Proposed Quality Program Updates
- Hospital Inpatient Quality Reporting (IQR) Program: CMS is proposing several changes to the IQR program, including but not limited to:
- The proposed adoption ofthree new measures:
- Excess Days in Acute Care After Hospitalization for Diabetes measure beginning with the FY 2029 payment determination
- Hospital Harm-Postoperative Venous Thromboembolism electronic clinical quality measure (eCQM) beginning with the FY 2030 payment determination
- Advance Care Planning eCQM beginning with the FY 2030 payment determination
- The proposed modification of several measures beginning with the FY 2028 payment determination. These modifications focus on adding Medicare Advantage patients for consideration and shortening the performance period from three years to two years.
- The proposed adoption ofthree new measures:
- Hospital Readmissions Reduction Program: In the FY 2027 IPPS/LTCH PPS proposed rule, CMS is proposing to adopt the Hospital 30-Day, All-Cause, Risk-Standardized Readmission Rate Following Sepsis Hospitalization measure beginning with the FY 2029 program year.
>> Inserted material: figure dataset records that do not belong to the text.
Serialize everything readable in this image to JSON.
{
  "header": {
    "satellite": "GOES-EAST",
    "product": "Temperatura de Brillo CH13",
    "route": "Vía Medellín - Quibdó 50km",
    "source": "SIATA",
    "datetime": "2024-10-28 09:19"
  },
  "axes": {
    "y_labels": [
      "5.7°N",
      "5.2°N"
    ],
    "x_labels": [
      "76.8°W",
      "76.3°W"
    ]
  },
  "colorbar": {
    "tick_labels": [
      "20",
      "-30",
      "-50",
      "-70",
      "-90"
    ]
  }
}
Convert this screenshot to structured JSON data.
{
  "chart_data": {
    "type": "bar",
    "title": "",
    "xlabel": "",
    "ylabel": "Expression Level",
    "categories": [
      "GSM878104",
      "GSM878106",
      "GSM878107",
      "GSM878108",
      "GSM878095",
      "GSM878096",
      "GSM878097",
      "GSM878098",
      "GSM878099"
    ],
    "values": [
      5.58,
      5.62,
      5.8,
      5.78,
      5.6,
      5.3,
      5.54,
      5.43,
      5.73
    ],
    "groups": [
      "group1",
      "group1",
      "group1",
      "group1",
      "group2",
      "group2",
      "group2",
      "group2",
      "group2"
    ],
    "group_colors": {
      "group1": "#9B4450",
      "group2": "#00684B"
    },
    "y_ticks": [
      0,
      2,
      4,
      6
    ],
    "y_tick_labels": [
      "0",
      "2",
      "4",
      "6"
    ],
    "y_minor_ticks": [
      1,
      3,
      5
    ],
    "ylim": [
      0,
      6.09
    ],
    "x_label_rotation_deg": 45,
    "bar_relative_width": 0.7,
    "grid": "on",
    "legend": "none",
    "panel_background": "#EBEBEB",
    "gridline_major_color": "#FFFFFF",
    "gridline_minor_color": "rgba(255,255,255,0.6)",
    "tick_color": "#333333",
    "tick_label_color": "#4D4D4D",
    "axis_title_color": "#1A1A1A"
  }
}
- Hospital VBP Program: Similar to changes proposed to the IQR program, CMS is proposing modifications to five condition-specific and procedure-specific mortality measures beginning with the FY 2032 program year. Modifications are focused on adding consideration of Medicare Advantage patients and shortening the performance period.
- LTCH Quality Reporting Program (QRP): CMS is proposing to remove two measures from the LTCH QRP: 1) COVID-19 Vaccination Coverage among healthcare personnel beginning in FY 2028, and 2) COVID-19 Vaccine: Percent of Patients/Residents Who Are Up to Date measure beginning in FY 2028. CMS is also proposing to revise the data submission deadline and seeking public comment on future inclusion of Advance Care Planning in the LTCH QRP.
Other Updates
- Modification to Criteria for New Residency Programs: In addition to receiving accreditation by the appropriate body, CMS is proposing that for a residency program to be considered new, at least 90% of included residents must not have previous training in another program in the same specialty.
- GME Antidiscrimination Policies: CMS is proposing to introduce protections against discrimination within medical residency training programs. Specifically, this will include requirements that approved medical residency training program must not discriminate, or promote or encourage discrimination, on the basis of race, color, national origin, sex, age, disability, or religion, including the use of those characteristics or intentional proxies for those characteristics as a selection criterion for employment, program participation, resource allocation, or similar activities, opportunities, or benefits. Similar requirements would also apply to approved nursing and allied health education programs and accreditors.